Managed funds on Wednesday were estimated as net buyers of 3k corn to take the net position back to even, net buyers of 3k beans to push the net long out to 56k, and net buyers of 4k wheat to reduce the net short to 121k.

Export sales this morning for wheat were 58.6 tmt (-200-100), n/c wheat 746.2 tmt (350-600), corn 1,677.2 tmt (900-1,500), n/c corn 508.9 tmt (350-600), beans 282.4 tmt (200-500), n/c beans 490.3 tmt (350-500), meal 286.7 tmt (90-300), n/c meal 32.7 (0-50), oil 13.6 (0-24), and n/c oil .5 (0-10).

Another week of stellar old crop corn sales and impressive new crop wheat sales. Bean complex sales in line with expectations.

Weekly EIA data showed ethanol production was off 27k bbls to 993k bbls per day. Total weekly production of 292m gallons is well-below the 310-315 million gallons per week of production needed to hit the USDA’s corn usage forecast. Despite the drop in production, ethanol stocks were up 254k bbls to 25,445k bbls.

NOPA crush will be out at 11 with April crush expected to be 184.6 mbu. This would be down from 194.6 mbu in March but solidly above the169.4 mbu crushed April 2024.

Strategie Grains raised their EU wheat production forecast to 129.8 mmt, which would be up 14.7% from a year ago.

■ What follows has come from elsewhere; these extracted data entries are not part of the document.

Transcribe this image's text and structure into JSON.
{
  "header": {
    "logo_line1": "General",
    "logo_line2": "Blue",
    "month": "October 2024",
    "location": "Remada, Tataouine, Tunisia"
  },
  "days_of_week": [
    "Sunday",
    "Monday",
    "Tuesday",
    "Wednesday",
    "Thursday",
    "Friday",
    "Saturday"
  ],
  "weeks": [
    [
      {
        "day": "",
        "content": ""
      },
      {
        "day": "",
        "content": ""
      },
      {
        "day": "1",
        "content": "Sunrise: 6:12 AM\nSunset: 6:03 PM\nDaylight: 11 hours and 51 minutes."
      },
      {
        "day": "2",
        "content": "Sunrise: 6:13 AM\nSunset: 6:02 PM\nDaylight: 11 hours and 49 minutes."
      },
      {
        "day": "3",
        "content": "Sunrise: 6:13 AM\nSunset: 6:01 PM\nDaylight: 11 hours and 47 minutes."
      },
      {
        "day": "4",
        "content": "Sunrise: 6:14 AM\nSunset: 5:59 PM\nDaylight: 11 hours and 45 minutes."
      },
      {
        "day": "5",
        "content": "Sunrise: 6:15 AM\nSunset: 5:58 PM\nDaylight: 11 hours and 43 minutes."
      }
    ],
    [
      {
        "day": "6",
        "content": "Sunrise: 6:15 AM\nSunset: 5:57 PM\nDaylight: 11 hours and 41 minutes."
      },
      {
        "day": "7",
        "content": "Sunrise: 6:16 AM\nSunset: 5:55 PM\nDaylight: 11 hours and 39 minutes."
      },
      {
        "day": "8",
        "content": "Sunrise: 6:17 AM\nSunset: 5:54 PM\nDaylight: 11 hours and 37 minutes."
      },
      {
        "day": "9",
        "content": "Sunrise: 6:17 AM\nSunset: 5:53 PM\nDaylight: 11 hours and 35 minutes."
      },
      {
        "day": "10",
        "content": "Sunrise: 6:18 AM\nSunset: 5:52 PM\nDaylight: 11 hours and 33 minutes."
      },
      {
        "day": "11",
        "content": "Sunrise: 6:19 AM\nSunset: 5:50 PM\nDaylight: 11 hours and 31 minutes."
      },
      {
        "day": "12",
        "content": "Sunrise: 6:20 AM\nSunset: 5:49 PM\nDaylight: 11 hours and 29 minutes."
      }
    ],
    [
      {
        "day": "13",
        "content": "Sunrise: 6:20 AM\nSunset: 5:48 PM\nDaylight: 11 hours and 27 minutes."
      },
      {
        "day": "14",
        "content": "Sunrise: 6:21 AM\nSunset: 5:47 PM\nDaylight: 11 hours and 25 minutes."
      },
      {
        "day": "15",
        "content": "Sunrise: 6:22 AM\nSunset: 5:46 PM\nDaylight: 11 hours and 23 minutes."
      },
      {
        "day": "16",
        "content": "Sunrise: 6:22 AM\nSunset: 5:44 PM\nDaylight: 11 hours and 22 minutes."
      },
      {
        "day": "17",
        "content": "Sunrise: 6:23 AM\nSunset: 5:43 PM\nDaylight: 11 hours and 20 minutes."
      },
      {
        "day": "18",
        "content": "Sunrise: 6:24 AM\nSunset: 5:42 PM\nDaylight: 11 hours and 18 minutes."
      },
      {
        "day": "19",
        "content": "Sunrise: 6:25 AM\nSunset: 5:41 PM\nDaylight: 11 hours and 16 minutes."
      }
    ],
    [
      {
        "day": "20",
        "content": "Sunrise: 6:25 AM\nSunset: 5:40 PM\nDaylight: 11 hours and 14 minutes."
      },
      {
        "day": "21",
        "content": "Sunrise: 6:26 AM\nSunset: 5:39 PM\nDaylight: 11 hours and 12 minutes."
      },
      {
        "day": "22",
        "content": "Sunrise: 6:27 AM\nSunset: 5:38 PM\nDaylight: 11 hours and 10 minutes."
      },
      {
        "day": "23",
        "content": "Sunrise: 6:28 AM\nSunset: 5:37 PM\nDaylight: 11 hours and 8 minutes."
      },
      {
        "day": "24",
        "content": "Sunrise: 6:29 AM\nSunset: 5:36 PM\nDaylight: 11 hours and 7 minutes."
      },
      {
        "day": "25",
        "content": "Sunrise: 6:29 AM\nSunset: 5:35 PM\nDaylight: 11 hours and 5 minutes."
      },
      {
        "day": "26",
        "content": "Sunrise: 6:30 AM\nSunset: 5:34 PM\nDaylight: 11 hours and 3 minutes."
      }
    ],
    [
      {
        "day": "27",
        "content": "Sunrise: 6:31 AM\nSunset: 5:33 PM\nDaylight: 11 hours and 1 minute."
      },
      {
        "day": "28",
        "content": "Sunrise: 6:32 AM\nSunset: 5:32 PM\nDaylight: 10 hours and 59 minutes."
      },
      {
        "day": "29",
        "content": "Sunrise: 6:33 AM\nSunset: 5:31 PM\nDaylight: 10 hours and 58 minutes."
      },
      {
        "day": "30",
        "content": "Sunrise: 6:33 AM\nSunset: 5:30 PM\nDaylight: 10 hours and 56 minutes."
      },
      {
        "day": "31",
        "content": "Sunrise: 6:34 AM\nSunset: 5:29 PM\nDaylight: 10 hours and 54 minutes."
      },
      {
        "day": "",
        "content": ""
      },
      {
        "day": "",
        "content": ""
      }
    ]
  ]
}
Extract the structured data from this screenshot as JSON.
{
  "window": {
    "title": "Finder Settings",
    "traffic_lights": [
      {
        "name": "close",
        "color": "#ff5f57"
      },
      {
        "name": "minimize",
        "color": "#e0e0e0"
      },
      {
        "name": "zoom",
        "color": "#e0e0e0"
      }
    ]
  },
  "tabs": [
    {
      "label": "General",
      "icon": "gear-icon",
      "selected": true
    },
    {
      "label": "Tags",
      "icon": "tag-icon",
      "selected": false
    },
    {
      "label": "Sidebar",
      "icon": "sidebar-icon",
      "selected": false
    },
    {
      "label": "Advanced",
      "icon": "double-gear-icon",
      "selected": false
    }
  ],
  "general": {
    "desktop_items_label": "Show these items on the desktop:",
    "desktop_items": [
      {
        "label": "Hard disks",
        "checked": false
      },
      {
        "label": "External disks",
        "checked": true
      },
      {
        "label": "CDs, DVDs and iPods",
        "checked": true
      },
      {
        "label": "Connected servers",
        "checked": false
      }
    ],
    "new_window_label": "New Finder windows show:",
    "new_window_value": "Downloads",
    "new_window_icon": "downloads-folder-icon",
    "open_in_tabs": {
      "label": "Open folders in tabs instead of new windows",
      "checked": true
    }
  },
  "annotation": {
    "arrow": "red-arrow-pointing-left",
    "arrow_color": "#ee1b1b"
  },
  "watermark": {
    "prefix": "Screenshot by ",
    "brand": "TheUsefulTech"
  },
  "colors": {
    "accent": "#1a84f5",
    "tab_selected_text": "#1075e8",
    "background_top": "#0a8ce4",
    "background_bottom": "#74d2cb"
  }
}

The KS wheat tour found an average yield in the southwest portion of the state yesterday of 53.3 bpa, which is up from 42.4 bpa a year ago and the 5-year average of 42.3 bpa.

Ukraine estimated their 2025 grain harvest at 56 mmt despite poor weather in April and early May.

The president of Brazil’s Association of Corn and Sorghum Producers estimated the Brazilian corn crop at 125 mmt (USDA 130).

Soybean oil came under heavy pressure last night on rumors that the renewable volume obligation (RVO) for biofuels will be smaller than the market had been anticipating. The EPA has reportedly sent their RVO proposal to the White House for review.

CONAB estimated Brazil’s soybean crop at 168.34 mmt (USDA 169) and their total corn crop at 126.87 mmt (USDA 130).

Argentina soybean harvest continues to be delayed by wet weather with producers racing any chance they get. 

The Rosario Exchange raised their Argentine soybean production forecast by 3 mmt to 48.5 mmt (USDA 130).

Corn traded an inside day on Wednesday with July finishing with small gains. The downtrend remains in place with the market able to ease the oversold condition after seeing some consolidation the last couple days. Support for July is 4.40 and resistance 4.60.

Beans posted a higher high, higher low, and new recent high close on Wednesday, hitting resistance near 10.80 before pulling back. The market gapped open lower overnight on bearish headlines with a bull trap now potentially in place with prices pulling back into their recent range this morning. The market is correcting from overbought with support 10.60 and resistance 10.67.

Corn is seeing a mixed trade this morning with old crop able to trade with small gains while new crop remains under pressure on an unthreatening forecast on a national level. U.S. and global old crop supplies are tight with buyers stepping in after the large move lower that we’ve seen the last few weeks. Look for old crop to lead a seasonal move higher. Producers that are heavily sold can look at option strategies tore-establish upside for a weather scare this summer.

Beans had been following the bean oil market higher on RVO optimism, but when the final proposal was sent to the Whitehouse, the market is disappointed by the proposed volumes with bean oil trading limit down and pulling the beans along. The bigger issue moving forward for beans still seems to be export prospects. Producers should make old and new crop sales after the recent rally we’ve seen.